Adconion, an online advertising company, has acquired most of Joost, bringing to an unhappy end the online video venture backed by the founders of Skype.

Niklas Zennstrom and Janus Friis, who founded Joost in 2006, raised $45m from investors including Sequoia Capital, Index Ventures and Li Ka-shing, the Hong Kong tycoon, before launching the service to great fanfare in 2007.

But Joost struggled to compete with online video sites run by broadcasters, such as the BBC’s iPlayer and Hulu, owned by NBC and Fox. It abandoned its consumer-facing business in July to focus on selling its technology to other media companies.

Last month, its UK arm was put into liquidation. Now Adconion has acquired some of Joost’s technology, staff and content deals for an undisclosed fee, along with the rights to Joost.com.

Like Joost, Adconion sits in Index Ventures’ portfolio. A provider of targeted advertising technology to 2,000 publishers, Adconion raised $80m (£41m) in February 2008 from Index and Wellington Partners, making it the largest digital media investment by European venture firms.

Mr Friis said in a statement: “Over the past few months we have been actively exploring strategic options for Joost, and have concluded that the sale of certain of its assets to Adconion is in the best interests of Joost.”

So is the Joost saga finally over? It’s not entirely clear. Nobody was able to explain what exactly remains in the company formally known as Joost, stripped of its name and most of its content and technology.

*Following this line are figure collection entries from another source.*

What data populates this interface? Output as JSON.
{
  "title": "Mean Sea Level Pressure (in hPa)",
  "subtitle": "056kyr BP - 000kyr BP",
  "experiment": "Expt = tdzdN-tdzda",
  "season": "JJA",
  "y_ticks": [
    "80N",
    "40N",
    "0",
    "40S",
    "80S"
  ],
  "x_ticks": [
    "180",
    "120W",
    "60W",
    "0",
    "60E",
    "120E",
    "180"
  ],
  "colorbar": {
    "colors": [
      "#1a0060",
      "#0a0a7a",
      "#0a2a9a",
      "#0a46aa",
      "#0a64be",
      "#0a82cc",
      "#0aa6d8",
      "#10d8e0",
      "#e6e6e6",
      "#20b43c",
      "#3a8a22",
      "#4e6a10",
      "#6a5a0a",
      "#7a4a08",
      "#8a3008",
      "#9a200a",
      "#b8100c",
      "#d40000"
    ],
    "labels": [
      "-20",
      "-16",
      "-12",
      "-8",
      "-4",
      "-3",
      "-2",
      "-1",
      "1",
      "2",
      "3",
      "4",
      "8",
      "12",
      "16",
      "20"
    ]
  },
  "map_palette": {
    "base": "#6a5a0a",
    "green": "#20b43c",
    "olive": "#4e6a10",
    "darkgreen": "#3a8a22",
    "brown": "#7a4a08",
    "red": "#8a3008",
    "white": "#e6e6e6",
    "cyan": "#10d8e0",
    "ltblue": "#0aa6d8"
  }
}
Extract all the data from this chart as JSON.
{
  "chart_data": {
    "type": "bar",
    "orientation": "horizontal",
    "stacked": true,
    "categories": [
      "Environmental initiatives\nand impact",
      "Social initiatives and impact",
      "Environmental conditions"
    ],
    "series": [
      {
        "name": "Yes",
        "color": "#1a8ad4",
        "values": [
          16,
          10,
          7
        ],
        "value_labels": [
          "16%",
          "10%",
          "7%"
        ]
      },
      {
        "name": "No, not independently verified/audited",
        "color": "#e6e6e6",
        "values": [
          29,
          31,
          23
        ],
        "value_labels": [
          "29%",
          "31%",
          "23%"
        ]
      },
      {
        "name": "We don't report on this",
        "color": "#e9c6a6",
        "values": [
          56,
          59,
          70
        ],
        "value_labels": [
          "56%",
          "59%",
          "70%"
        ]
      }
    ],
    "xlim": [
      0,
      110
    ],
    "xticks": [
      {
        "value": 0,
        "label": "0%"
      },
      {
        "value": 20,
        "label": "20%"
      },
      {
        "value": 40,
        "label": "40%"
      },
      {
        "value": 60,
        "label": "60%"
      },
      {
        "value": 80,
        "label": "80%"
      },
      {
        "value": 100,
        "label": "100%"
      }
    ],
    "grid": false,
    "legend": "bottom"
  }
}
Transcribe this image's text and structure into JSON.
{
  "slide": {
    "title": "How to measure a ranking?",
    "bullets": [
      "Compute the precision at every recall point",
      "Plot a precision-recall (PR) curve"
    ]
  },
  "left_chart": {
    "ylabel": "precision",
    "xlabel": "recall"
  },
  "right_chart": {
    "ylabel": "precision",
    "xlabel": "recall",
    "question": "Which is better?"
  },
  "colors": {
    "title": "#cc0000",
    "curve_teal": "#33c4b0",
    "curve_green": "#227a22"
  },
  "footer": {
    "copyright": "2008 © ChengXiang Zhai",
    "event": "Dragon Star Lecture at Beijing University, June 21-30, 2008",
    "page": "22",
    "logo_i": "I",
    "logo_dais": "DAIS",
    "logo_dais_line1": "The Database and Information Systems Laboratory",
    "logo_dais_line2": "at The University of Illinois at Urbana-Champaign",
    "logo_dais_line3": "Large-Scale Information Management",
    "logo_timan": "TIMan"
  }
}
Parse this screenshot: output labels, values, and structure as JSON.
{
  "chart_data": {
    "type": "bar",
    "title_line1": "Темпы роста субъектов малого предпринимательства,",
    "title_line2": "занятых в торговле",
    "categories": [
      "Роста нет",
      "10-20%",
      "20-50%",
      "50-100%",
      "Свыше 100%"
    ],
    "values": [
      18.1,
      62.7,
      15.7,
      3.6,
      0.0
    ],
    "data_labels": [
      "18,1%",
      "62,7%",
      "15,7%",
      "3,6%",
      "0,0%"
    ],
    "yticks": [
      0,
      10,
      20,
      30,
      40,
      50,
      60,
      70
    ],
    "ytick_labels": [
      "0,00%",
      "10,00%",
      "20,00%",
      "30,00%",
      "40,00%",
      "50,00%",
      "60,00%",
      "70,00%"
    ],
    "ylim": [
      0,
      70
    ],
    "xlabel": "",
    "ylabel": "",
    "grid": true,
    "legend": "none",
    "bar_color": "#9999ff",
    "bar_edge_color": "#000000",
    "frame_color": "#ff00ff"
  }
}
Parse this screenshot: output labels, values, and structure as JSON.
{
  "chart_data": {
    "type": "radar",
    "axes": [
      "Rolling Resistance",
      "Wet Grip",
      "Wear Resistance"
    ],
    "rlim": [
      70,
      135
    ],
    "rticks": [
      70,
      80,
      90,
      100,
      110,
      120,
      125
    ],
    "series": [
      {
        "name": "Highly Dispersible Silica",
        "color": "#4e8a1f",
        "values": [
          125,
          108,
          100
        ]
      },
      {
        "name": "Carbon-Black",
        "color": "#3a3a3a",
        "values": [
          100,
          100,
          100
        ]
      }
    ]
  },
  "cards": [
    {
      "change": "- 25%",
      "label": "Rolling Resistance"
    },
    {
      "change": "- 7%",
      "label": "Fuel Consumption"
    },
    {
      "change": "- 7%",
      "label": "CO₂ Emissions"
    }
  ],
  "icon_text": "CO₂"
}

A likely explanation is that Mr Zennstrom and Mr Friis retain ownership of Joltid, the peer-to-peer technology that helped distribute video content efficiently and also lies at the heart of Skype (and its recent legal dispute).

For Adconion, which has in the last year put video at the heart of its vast network of targeted advertising, Joost.com provides new branding and visibility, as well as content to share with its partners. Adconion claims to reach 400m people through its partner sites, and just as it looks at the web pages they’ve visited to infer purchasing intent to sell to advertisers, it can also provide more relevant video content based on their browsing behaviour.

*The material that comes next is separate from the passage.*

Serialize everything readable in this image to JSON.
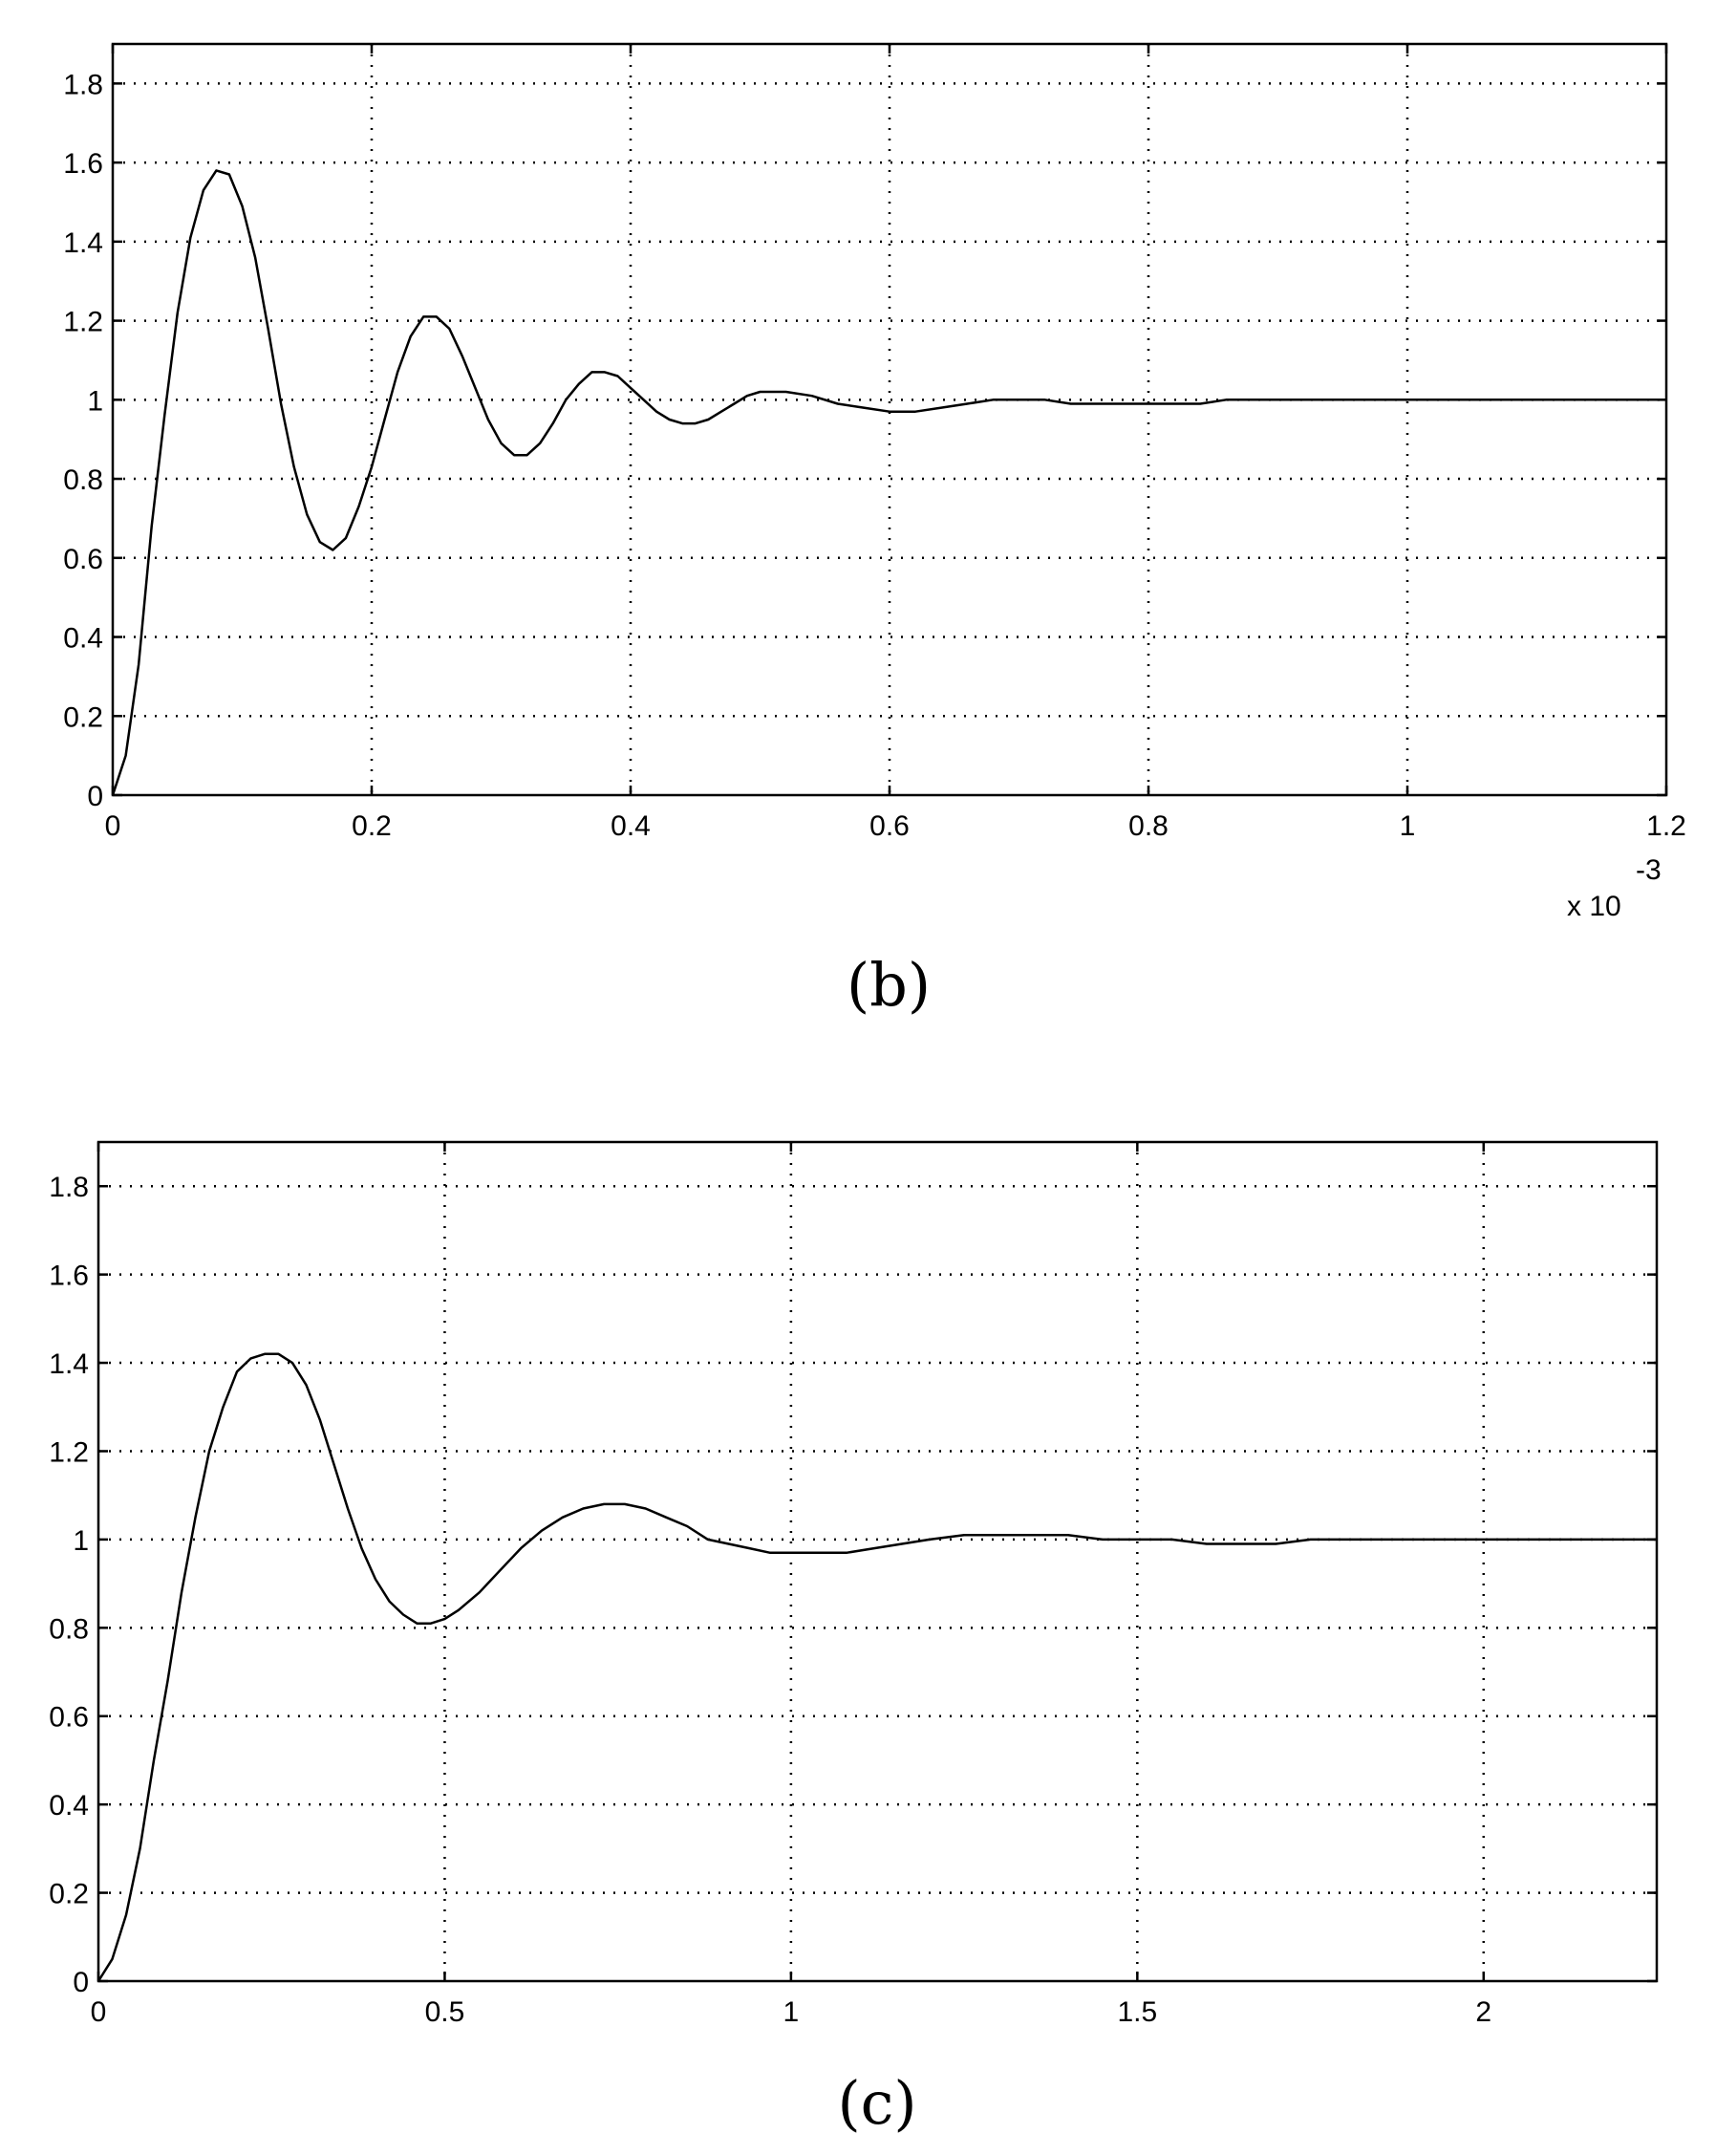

More significantly, Joost’s rights management technology – which allowed content owners to specify that their shows could be watched on a particular device in one country but not in another – will enhance its video-ad server.

Adconion expects its revenues to grow 65 per cent this year, and it is already profitable, so Joost’s technology and employees have found a happier home than their recent limbo. But this deal – presumably costing Adconion a tiny fraction of $45m – is a long, long way short of the Skype-sized exit that its backers had in mind less than three years ago.